Today, President Obama announced a new plan to create jobs and energy from "drop-in biofuels," a replacement for petroleum-based gasoline, the kind that we've been buying from mad dictators in the Middle East for decades, financing their oppressive and terroristic policies. Under this plan, the federal departments of Agriculture, Energy and the Navy will all kick in $510 million to entice biofuel companies to ramp up their production of fuel from biomass resources, namely dead plants and trees, for use in military and commercial transportation vehicles -- mainly our planes and trains.
Why should we care? Because if this pilot is able to take off, then the Obama Administration will change the game in terms of creating new jobs, markets and industries on renewable energy sources, and helping get us off our foreign oil addiction.
But before getting too excited, here's what you need to know about the plan:
* One cool part about this is that many of the jobs created from this venture will come from building the settings and capacity for developing biofuels. Since there aren't that many biofuels refinery plants in existence right now, this plan will help finance the retro-fitting and conversion of buildings into these kinds of refineries. Such construction and retro-fitting jobs often are available for low- or mid-skilled laborers, meaning you don't need an advanced degree in science to apply.
* The federal departments are each supposed to dole out $170 million from their respective already-authorized budgets. However, this is just start-up money. As with all government job-creation policies, private companies will need to step up and invest to make this energy- and job-creation market work. Right now the White House is expecting dollar-for-dollar matches from industry.
* $510 million is a drop in a bucket compared to the amount we spend importing oil -- $300 billion -- and also the amount we subsidize oil companies with: about $4 billion a year on average.

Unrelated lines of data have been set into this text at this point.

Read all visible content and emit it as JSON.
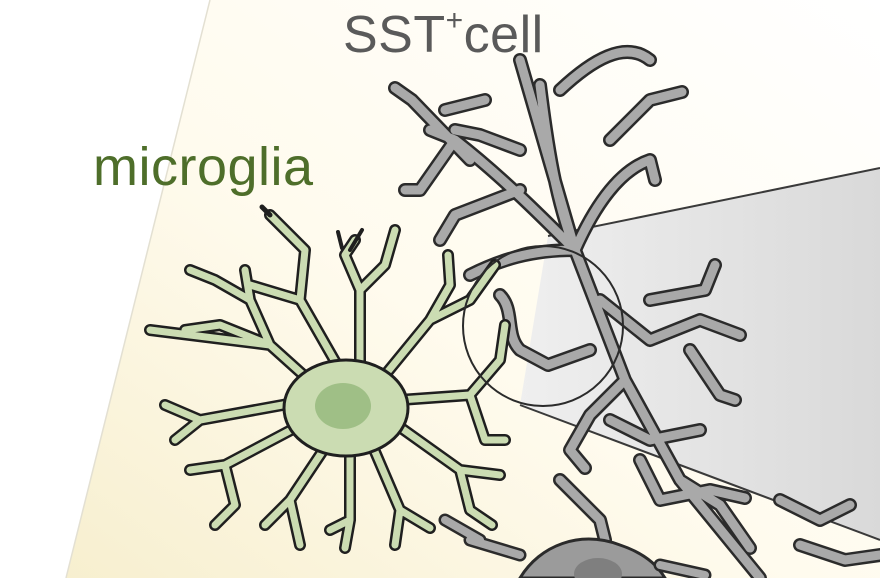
{
  "labels": {
    "sst_prefix": "SST",
    "sst_sup": "+",
    "sst_suffix": "cell",
    "microglia": "microglia"
  },
  "colors": {
    "microglia_fill": "#cbdcb2",
    "microglia_soma": "#9fbf86",
    "microglia_label": "#4e6e2a",
    "neuron_fill": "#a9a9a9",
    "neuron_outline": "#2b2b2b",
    "zoom_panel": "#e4e4e4",
    "backdrop_warm": "#faf4dc"
  }
}
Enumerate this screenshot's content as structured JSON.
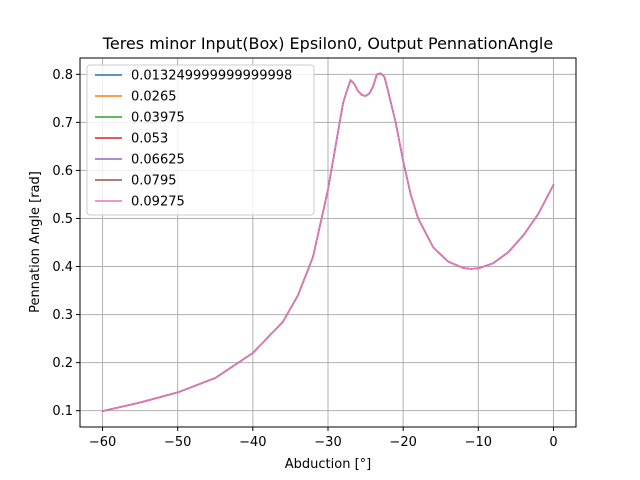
{
  "chart_data": {
    "type": "line",
    "title": "Teres minor Input(Box) Epsilon0, Output PennationAngle",
    "xlabel": "Abduction [°]",
    "ylabel": "Pennation Angle [rad]",
    "xlim": [
      -63.0,
      3.0
    ],
    "ylim": [
      0.066,
      0.834
    ],
    "xticks": [
      -60,
      -50,
      -40,
      -30,
      -20,
      -10,
      0
    ],
    "yticks": [
      0.1,
      0.2,
      0.3,
      0.4,
      0.5,
      0.6,
      0.7,
      0.8
    ],
    "xtick_labels": [
      "−60",
      "−50",
      "−40",
      "−30",
      "−20",
      "−10",
      "0"
    ],
    "ytick_labels": [
      "0.1",
      "0.2",
      "0.3",
      "0.4",
      "0.5",
      "0.6",
      "0.7",
      "0.8"
    ],
    "grid": true,
    "legend_position": "upper-left",
    "x": [
      -60,
      -55,
      -50,
      -45,
      -40,
      -36,
      -34,
      -32,
      -30,
      -29,
      -28,
      -27.5,
      -27,
      -26.5,
      -26,
      -25.5,
      -25,
      -24.5,
      -24,
      -23.5,
      -23,
      -22.5,
      -22,
      -21,
      -20,
      -19,
      -18,
      -16,
      -14,
      -12,
      -11,
      -10,
      -8,
      -6,
      -4,
      -2,
      0
    ],
    "series": [
      {
        "name": "0.013249999999999998",
        "color": "#1f77b4",
        "values": [
          0.099,
          0.117,
          0.138,
          0.168,
          0.22,
          0.285,
          0.34,
          0.42,
          0.56,
          0.65,
          0.74,
          0.765,
          0.788,
          0.78,
          0.765,
          0.757,
          0.755,
          0.76,
          0.775,
          0.8,
          0.802,
          0.795,
          0.765,
          0.7,
          0.62,
          0.55,
          0.5,
          0.44,
          0.41,
          0.397,
          0.395,
          0.396,
          0.407,
          0.43,
          0.465,
          0.51,
          0.57
        ]
      },
      {
        "name": "0.0265",
        "color": "#ff7f0e",
        "values": [
          0.099,
          0.117,
          0.138,
          0.168,
          0.22,
          0.285,
          0.34,
          0.42,
          0.56,
          0.65,
          0.74,
          0.765,
          0.788,
          0.78,
          0.765,
          0.757,
          0.755,
          0.76,
          0.775,
          0.8,
          0.802,
          0.795,
          0.765,
          0.7,
          0.62,
          0.55,
          0.5,
          0.44,
          0.41,
          0.397,
          0.395,
          0.396,
          0.407,
          0.43,
          0.465,
          0.51,
          0.57
        ]
      },
      {
        "name": "0.03975",
        "color": "#2ca02c",
        "values": [
          0.099,
          0.117,
          0.138,
          0.168,
          0.22,
          0.285,
          0.34,
          0.42,
          0.56,
          0.65,
          0.74,
          0.765,
          0.788,
          0.78,
          0.765,
          0.757,
          0.755,
          0.76,
          0.775,
          0.8,
          0.802,
          0.795,
          0.765,
          0.7,
          0.62,
          0.55,
          0.5,
          0.44,
          0.41,
          0.397,
          0.395,
          0.396,
          0.407,
          0.43,
          0.465,
          0.51,
          0.57
        ]
      },
      {
        "name": "0.053",
        "color": "#d62728",
        "values": [
          0.099,
          0.117,
          0.138,
          0.168,
          0.22,
          0.285,
          0.34,
          0.42,
          0.56,
          0.65,
          0.74,
          0.765,
          0.788,
          0.78,
          0.765,
          0.757,
          0.755,
          0.76,
          0.775,
          0.8,
          0.802,
          0.795,
          0.765,
          0.7,
          0.62,
          0.55,
          0.5,
          0.44,
          0.41,
          0.397,
          0.395,
          0.396,
          0.407,
          0.43,
          0.465,
          0.51,
          0.57
        ]
      },
      {
        "name": "0.06625",
        "color": "#9467bd",
        "values": [
          0.099,
          0.117,
          0.138,
          0.168,
          0.22,
          0.285,
          0.34,
          0.42,
          0.56,
          0.65,
          0.74,
          0.765,
          0.788,
          0.78,
          0.765,
          0.757,
          0.755,
          0.76,
          0.775,
          0.8,
          0.802,
          0.795,
          0.765,
          0.7,
          0.62,
          0.55,
          0.5,
          0.44,
          0.41,
          0.397,
          0.395,
          0.396,
          0.407,
          0.43,
          0.465,
          0.51,
          0.57
        ]
      },
      {
        "name": "0.0795",
        "color": "#8c564b",
        "values": [
          0.099,
          0.117,
          0.138,
          0.168,
          0.22,
          0.285,
          0.34,
          0.42,
          0.56,
          0.65,
          0.74,
          0.765,
          0.788,
          0.78,
          0.765,
          0.757,
          0.755,
          0.76,
          0.775,
          0.8,
          0.802,
          0.795,
          0.765,
          0.7,
          0.62,
          0.55,
          0.5,
          0.44,
          0.41,
          0.397,
          0.395,
          0.396,
          0.407,
          0.43,
          0.465,
          0.51,
          0.57
        ]
      },
      {
        "name": "0.09275",
        "color": "#e377c2",
        "values": [
          0.099,
          0.117,
          0.138,
          0.168,
          0.22,
          0.285,
          0.34,
          0.42,
          0.56,
          0.65,
          0.74,
          0.765,
          0.788,
          0.78,
          0.765,
          0.757,
          0.755,
          0.76,
          0.775,
          0.8,
          0.802,
          0.795,
          0.765,
          0.7,
          0.62,
          0.55,
          0.5,
          0.44,
          0.41,
          0.397,
          0.395,
          0.396,
          0.407,
          0.43,
          0.465,
          0.51,
          0.57
        ]
      }
    ]
  }
}
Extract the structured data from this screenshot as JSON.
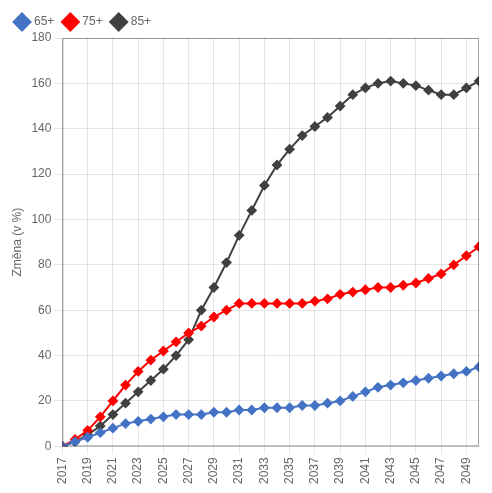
{
  "chart_data": {
    "type": "line",
    "x": [
      2017,
      2018,
      2019,
      2020,
      2021,
      2022,
      2023,
      2024,
      2025,
      2026,
      2027,
      2028,
      2029,
      2030,
      2031,
      2032,
      2033,
      2034,
      2035,
      2036,
      2037,
      2038,
      2039,
      2040,
      2041,
      2042,
      2043,
      2044,
      2045,
      2046,
      2047,
      2048,
      2049,
      2050
    ],
    "series": [
      {
        "name": "65+",
        "color": "#4472c4",
        "values": [
          0,
          2,
          4,
          6,
          8,
          10,
          11,
          12,
          13,
          14,
          14,
          14,
          15,
          15,
          16,
          16,
          17,
          17,
          17,
          18,
          18,
          19,
          20,
          22,
          24,
          26,
          27,
          28,
          29,
          30,
          31,
          32,
          33,
          35
        ]
      },
      {
        "name": "75+",
        "color": "#ff0000",
        "values": [
          0,
          3,
          7,
          13,
          20,
          27,
          33,
          38,
          42,
          46,
          50,
          53,
          57,
          60,
          63,
          63,
          63,
          63,
          63,
          63,
          64,
          65,
          67,
          68,
          69,
          70,
          70,
          71,
          72,
          74,
          76,
          80,
          84,
          88
        ]
      },
      {
        "name": "85+",
        "color": "#404040",
        "values": [
          0,
          2,
          5,
          9,
          14,
          19,
          24,
          29,
          34,
          40,
          47,
          60,
          70,
          81,
          93,
          104,
          115,
          124,
          131,
          137,
          141,
          145,
          150,
          155,
          158,
          160,
          161,
          160,
          159,
          157,
          155,
          155,
          158,
          161
        ]
      }
    ],
    "marker": "diamond",
    "ylabel": "Změna (v %)",
    "xlim": [
      2017,
      2050
    ],
    "xticks": [
      2017,
      2019,
      2021,
      2023,
      2025,
      2027,
      2029,
      2031,
      2033,
      2035,
      2037,
      2039,
      2041,
      2043,
      2045,
      2047,
      2049
    ],
    "ylim": [
      0,
      180
    ],
    "yticks": [
      0,
      20,
      40,
      60,
      80,
      100,
      120,
      140,
      160,
      180
    ],
    "grid": true,
    "legend": "upper left"
  }
}
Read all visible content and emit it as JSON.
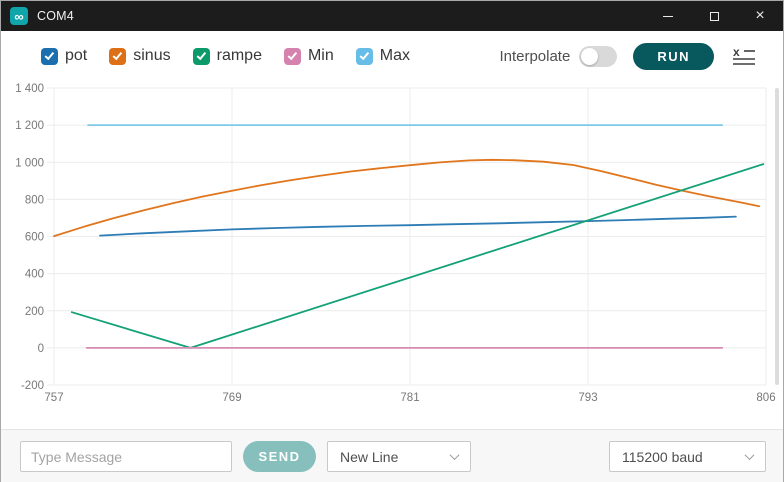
{
  "window": {
    "title": "COM4"
  },
  "icons": {
    "app_glyph": "∞",
    "close_glyph": "×",
    "app": "arduino-infinity-icon",
    "toolbar_right": "x-list-icon",
    "selects": "chevron-down-icon"
  },
  "toolbar": {
    "series_toggles": [
      {
        "label": "pot",
        "checked": true,
        "color": "#1b6fae"
      },
      {
        "label": "sinus",
        "checked": true,
        "color": "#dd7016"
      },
      {
        "label": "rampe",
        "checked": true,
        "color": "#0d9a6b"
      },
      {
        "label": "Min",
        "checked": true,
        "color": "#d583ae"
      },
      {
        "label": "Max",
        "checked": true,
        "color": "#67bde8"
      }
    ],
    "interpolate_label": "Interpolate",
    "interpolate_enabled": false,
    "run_label": "RUN",
    "run_color": "#07595e"
  },
  "chart_data": {
    "type": "line",
    "title": "",
    "xlabel": "",
    "ylabel": "",
    "grid": true,
    "legend_position": "toolbar-top",
    "xlim": [
      757,
      806
    ],
    "ylim": [
      -200,
      1400
    ],
    "xticks": [
      757,
      769,
      781,
      793,
      806
    ],
    "xtick_labels": [
      "757",
      "769",
      "781",
      "793",
      "806"
    ],
    "yticks": [
      -200,
      0,
      200,
      400,
      600,
      800,
      1000,
      1200,
      1400
    ],
    "ytick_labels": [
      "-200",
      "0",
      "200",
      "400",
      "600",
      "800",
      "1 000",
      "1 200",
      "1 400"
    ],
    "series": [
      {
        "name": "pot",
        "color": "#2d7cb5",
        "points": [
          [
            760.1,
            605
          ],
          [
            763,
            617
          ],
          [
            766,
            628
          ],
          [
            769,
            638
          ],
          [
            772,
            646
          ],
          [
            775,
            652
          ],
          [
            778,
            657
          ],
          [
            781,
            661
          ],
          [
            784,
            666
          ],
          [
            787,
            671
          ],
          [
            790,
            677
          ],
          [
            793,
            683
          ],
          [
            796,
            689
          ],
          [
            799,
            696
          ],
          [
            801.5,
            701
          ],
          [
            803.8,
            707
          ]
        ]
      },
      {
        "name": "sinus",
        "color": "#e0751c",
        "points": [
          [
            757,
            602
          ],
          [
            759,
            652
          ],
          [
            761,
            698
          ],
          [
            763,
            740
          ],
          [
            765,
            779
          ],
          [
            767,
            815
          ],
          [
            769,
            847
          ],
          [
            771,
            877
          ],
          [
            773,
            904
          ],
          [
            775,
            928
          ],
          [
            777,
            950
          ],
          [
            779,
            968
          ],
          [
            781,
            984
          ],
          [
            783,
            999
          ],
          [
            785,
            1010
          ],
          [
            786.5,
            1013
          ],
          [
            788,
            1011
          ],
          [
            790,
            1003
          ],
          [
            792,
            985
          ],
          [
            794,
            952
          ],
          [
            796,
            915
          ],
          [
            798,
            878
          ],
          [
            800,
            845
          ],
          [
            802,
            814
          ],
          [
            804,
            786
          ],
          [
            805.5,
            763
          ]
        ]
      },
      {
        "name": "rampe",
        "color": "#13a177",
        "points": [
          [
            758.2,
            192
          ],
          [
            766.2,
            0
          ],
          [
            805.8,
            990
          ]
        ]
      },
      {
        "name": "Min",
        "color": "#d78ab4",
        "points": [
          [
            759.2,
            0
          ],
          [
            802.8,
            0
          ]
        ]
      },
      {
        "name": "Max",
        "color": "#7fc9e8",
        "points": [
          [
            759.3,
            1200
          ],
          [
            802.8,
            1200
          ]
        ]
      }
    ]
  },
  "bottom_bar": {
    "message_placeholder": "Type Message",
    "send_label": "SEND",
    "line_ending_selected": "New Line",
    "baud_rate_selected": "115200 baud"
  }
}
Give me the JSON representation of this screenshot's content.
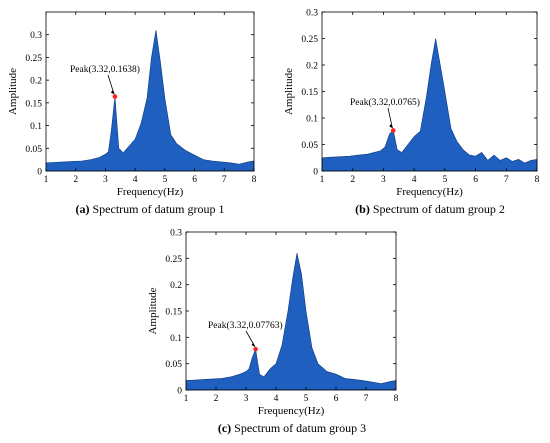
{
  "chart_data": [
    {
      "type": "area",
      "caption_letter": "(a)",
      "caption_text": " Spectrum of datum group 1",
      "xlabel": "Frequency(Hz)",
      "ylabel": "Amplitude",
      "xlim": [
        1,
        8
      ],
      "ylim": [
        0,
        0.35
      ],
      "xticks": [
        "1",
        "2",
        "3",
        "4",
        "5",
        "6",
        "7",
        "8"
      ],
      "yticks": [
        "0",
        "0.05",
        "0.1",
        "0.15",
        "0.2",
        "0.25",
        "0.3"
      ],
      "fill_color": "#1f5fbf",
      "marker_color": "#ff2020",
      "peak": {
        "x": 3.32,
        "y": 0.1638,
        "label": "Peak(3.32,0.1638)"
      },
      "x": [
        1,
        1.3,
        1.6,
        1.9,
        2.2,
        2.5,
        2.8,
        3.0,
        3.1,
        3.2,
        3.32,
        3.45,
        3.6,
        3.8,
        4.0,
        4.2,
        4.4,
        4.55,
        4.7,
        4.85,
        5.0,
        5.2,
        5.4,
        5.7,
        6.0,
        6.3,
        6.6,
        6.9,
        7.2,
        7.5,
        7.8,
        8.0
      ],
      "y": [
        0.018,
        0.019,
        0.02,
        0.021,
        0.022,
        0.025,
        0.03,
        0.037,
        0.042,
        0.09,
        0.1638,
        0.05,
        0.04,
        0.055,
        0.07,
        0.105,
        0.16,
        0.25,
        0.31,
        0.24,
        0.16,
        0.08,
        0.06,
        0.045,
        0.035,
        0.025,
        0.022,
        0.02,
        0.018,
        0.015,
        0.02,
        0.022
      ]
    },
    {
      "type": "area",
      "caption_letter": "(b)",
      "caption_text": " Spectrum of datum group 2",
      "xlabel": "Frequency(Hz)",
      "ylabel": "Amplitude",
      "xlim": [
        1,
        8
      ],
      "ylim": [
        0,
        0.3
      ],
      "xticks": [
        "1",
        "2",
        "3",
        "4",
        "5",
        "6",
        "7",
        "8"
      ],
      "yticks": [
        "0",
        "0.05",
        "0.1",
        "0.15",
        "0.2",
        "0.25",
        "0.3"
      ],
      "fill_color": "#1f5fbf",
      "marker_color": "#ff2020",
      "peak": {
        "x": 3.32,
        "y": 0.0765,
        "label": "Peak(3.32,0.0765)"
      },
      "x": [
        1,
        1.3,
        1.6,
        1.9,
        2.2,
        2.5,
        2.7,
        2.9,
        3.05,
        3.2,
        3.32,
        3.45,
        3.6,
        3.8,
        4.0,
        4.2,
        4.4,
        4.55,
        4.7,
        4.85,
        5.0,
        5.2,
        5.4,
        5.6,
        5.8,
        6.0,
        6.2,
        6.4,
        6.6,
        6.8,
        7.0,
        7.2,
        7.4,
        7.6,
        7.8,
        8.0
      ],
      "y": [
        0.025,
        0.026,
        0.027,
        0.028,
        0.03,
        0.032,
        0.035,
        0.038,
        0.045,
        0.07,
        0.0765,
        0.04,
        0.035,
        0.05,
        0.065,
        0.075,
        0.14,
        0.2,
        0.25,
        0.2,
        0.15,
        0.08,
        0.055,
        0.04,
        0.03,
        0.028,
        0.035,
        0.02,
        0.03,
        0.02,
        0.025,
        0.018,
        0.022,
        0.015,
        0.02,
        0.022
      ]
    },
    {
      "type": "area",
      "caption_letter": "(c)",
      "caption_text": " Spectrum of datum group 3",
      "xlabel": "Frequency(Hz)",
      "ylabel": "Amplitude",
      "xlim": [
        1,
        8
      ],
      "ylim": [
        0,
        0.3
      ],
      "xticks": [
        "1",
        "2",
        "3",
        "4",
        "5",
        "6",
        "7",
        "8"
      ],
      "yticks": [
        "0",
        "0.05",
        "0.1",
        "0.15",
        "0.2",
        "0.25",
        "0.3"
      ],
      "fill_color": "#1f5fbf",
      "marker_color": "#ff2020",
      "peak": {
        "x": 3.32,
        "y": 0.07763,
        "label": "Peak(3.32,0.07763)"
      },
      "x": [
        1,
        1.3,
        1.6,
        1.9,
        2.2,
        2.5,
        2.8,
        3.0,
        3.1,
        3.2,
        3.32,
        3.45,
        3.6,
        3.8,
        4.0,
        4.2,
        4.4,
        4.55,
        4.7,
        4.85,
        5.0,
        5.2,
        5.4,
        5.7,
        6.0,
        6.3,
        6.6,
        6.9,
        7.2,
        7.5,
        7.8,
        8.0
      ],
      "y": [
        0.018,
        0.019,
        0.02,
        0.021,
        0.022,
        0.025,
        0.03,
        0.035,
        0.04,
        0.06,
        0.07763,
        0.03,
        0.025,
        0.04,
        0.05,
        0.085,
        0.15,
        0.21,
        0.26,
        0.22,
        0.15,
        0.08,
        0.05,
        0.035,
        0.03,
        0.022,
        0.02,
        0.018,
        0.015,
        0.012,
        0.016,
        0.018
      ]
    }
  ]
}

* The financial agreement is non-binding. Any of the federal departments can pull out at any point, and their split depends on the availability of funds. Meaning if they can't find any companies willing to match funds, or some other funding priority takes hold from one of the federal stakeholders, than this gig comes to an end. At best, it becomes an underfunded program.
* This plan is focused on rural areas, and many African Americans who live in the Southern states live in rural areas where poverty and unemployment is heavily pronounced. Just because this is a non-urban jobs program doesn't mean it will only help white people.
* Biofuels are controversial because they normally refer to ethanol, which causes farms to develop corn for energy purposes rather than feeding purposes, putting the two markets in direct competition with each other, and often driving corn costs up. In Iowa, where Obama is today for the White House Rural Economic Forum, ethanol is a huge commodity, using 58% of its corn crop for it this year. This is also the state that all of the presidential candidates want to keep happy. However, the criteria set for the retro-fitted refinery plants under this plan asks that "no significant impact on the supply of agricultural commodities for the production of food," happen to create these biofuels.